Assisting Yemen’s Steps Toward Successful Nationhood

Following on from its engagement with Afghanistan, and its more recent one with Somalia and South Sudan, IDLO is stepping up its commitment to fragile states by providing assistance to Yemen. The nation, which has only recently emerged from authoritarian rule, has embarked on a reform experiment known as the National Dialogue Conference. This horizontal, multi-stakeholder consultation process – meant to create a new political order – is taking place even as the nation grapples with severe security and development challenges.

In what is often described as the poorest Arab country, much will depend on the ability to deliver prosperity for a fast-growing population of some 24 million. This is why IDLO is chiefly targeting the commercial and maritime law sectors, where needs are seen as most acute.

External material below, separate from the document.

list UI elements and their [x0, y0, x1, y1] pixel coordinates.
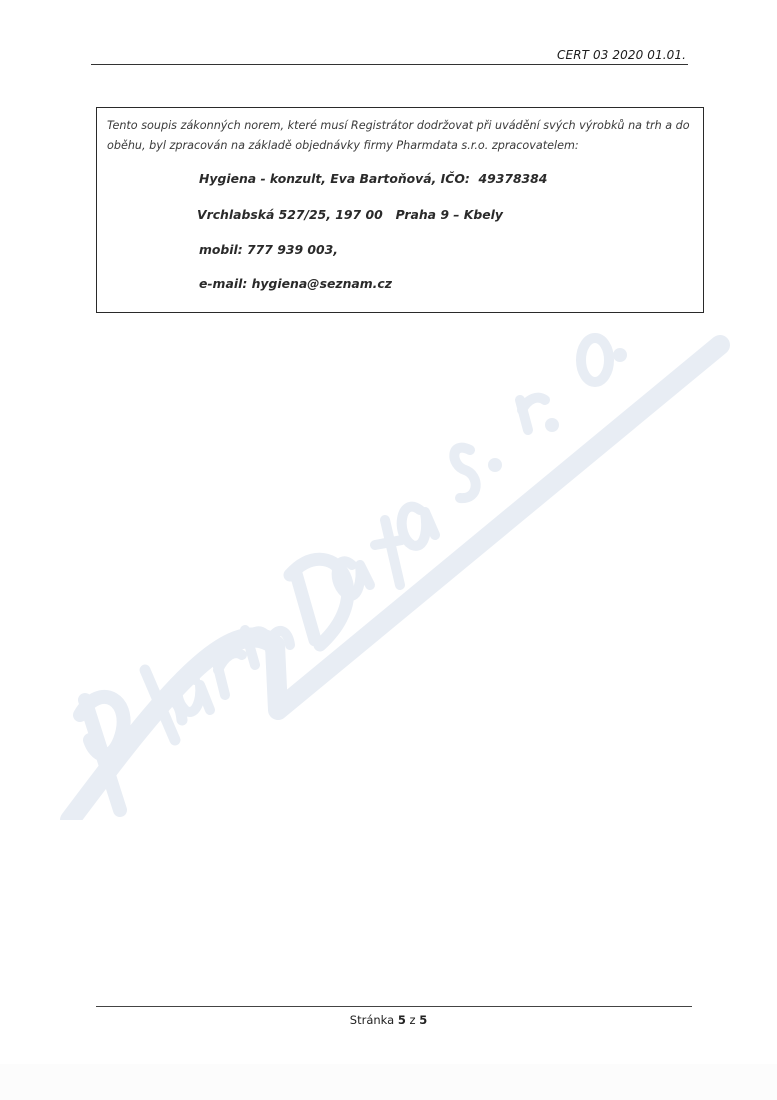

Despite its largely coastal geography and seafaring past, Yemen is poorly equipped to enjoy the benefits of global trade. “Maritime law is very important to us,” says Shaher al-Salihy, advisor to the Minister of Justice. (He was speaking at IDLO headquarters, during a collective visit to Rome: the Yemeni delegation’s trip also took in the Italian Ministry of Foreign Affairs, which is funding the project.) “But we have a lack of knowledge of international maritime law and conventions,” Mr al-Salihy adds. “Specialist training of our judges by IDLO will help boost investment.”

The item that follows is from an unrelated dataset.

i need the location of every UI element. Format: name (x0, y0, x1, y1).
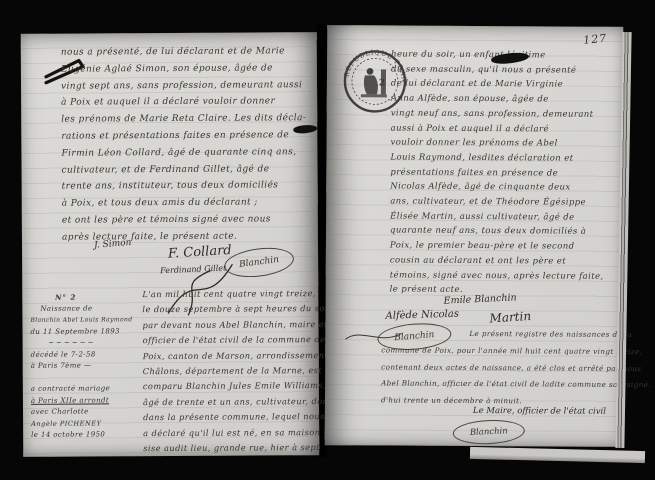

Further down the road, the Organization sees wider potential in its partnership with Yemen, where the rule of law, in broader terms, is a whole new concept. “There is a good awareness of what it means in the capital, Sana’a: people expect a lot from the court system,” explains Mr. al-Salihy’s colleague, Abdul Hakeem Othman of the High Judicial Institute. “Outside the main urban centers, however, popular expectations continue to center on the goodwill of tribes and sheikhs. We need to enhance public awareness of what it means to have access to justice, increase the quality of our judges, and make it easier for ordinary people to use the system. People must be encouraged to seek justice through the courts,” Mr. Othman concludes, “not to turn to weapons or tribal mechanisms.”